Background: Telemedicine was implemented at our institution in response to the COVID-19 pandemic. Data do not currently exist about the use of telemedicine in providing comprehensive postpartum care. Objective: This project aimed to evaluate the impact of telemedicine on postpartum care at an urban Federally Qualified Health Center (FQHC).
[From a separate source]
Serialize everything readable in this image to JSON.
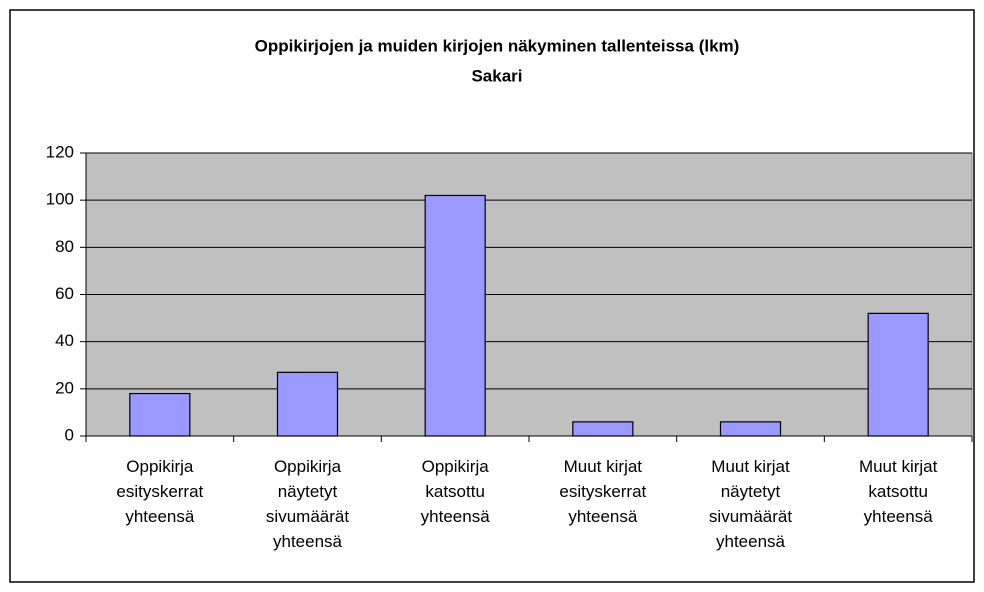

Study Design: This was a retrospective cohort study of patients who delivered at an urban hospital in New York between September and November 2019 (pre-COVID), February through April 2020 (peak-COVID) and June through August 2020 (ongoing-COVID). The primary outcome was postpartum visit attendance. Secondary outcomes included contraception use, breastfeeding, depression screening, hospital readmission, and emergency department visit rates. Log-binomial regression models were used to estimate relative risk. Results: Telemedicine accounted for 1% of postpartum visits in the pre-COVID cohort, 60% in the peak-COVID cohort, and 48% in the ongoing-COVID cohort. Postpartum visit attendance rates were 52% in the pre-COVID cohort, 43% in the peak-COVID cohort, and 56% in the ongoing-COVID cohort (p > 0.05). There was a nonsignificant increase in postpartum visit show rate for telemedicine visits compared to in-person visits in the peak-COVID cohort (76% vs. 65%; relative risk [RR] 1.17 [0.87-1.57]) and ongoing-COVID cohort (85% vs. 74%; RR 1.16 [0.90-1.50]). Patients were significantly less likely to have a Patient Health Questionnaire-2 Depression screen in the peak-COVID and ongoing-COVID cohorts (22% and 33%) than in the pre-COVID cohort (74%) (p < 0.01). There were no significant differences in hospital readmissions, contraceptive use or breastfeeding rates across cohorts (p > 0.05). Conclusions: At our urban FQHC, telemedicine was comparable to in-person postpartum care in terms of attendance rates during the COVID-19 pandemic, without an increase in rates of hospital visits or readmissions. However, postpartum depression screening needs to be better integrated into the telemedicine visit type.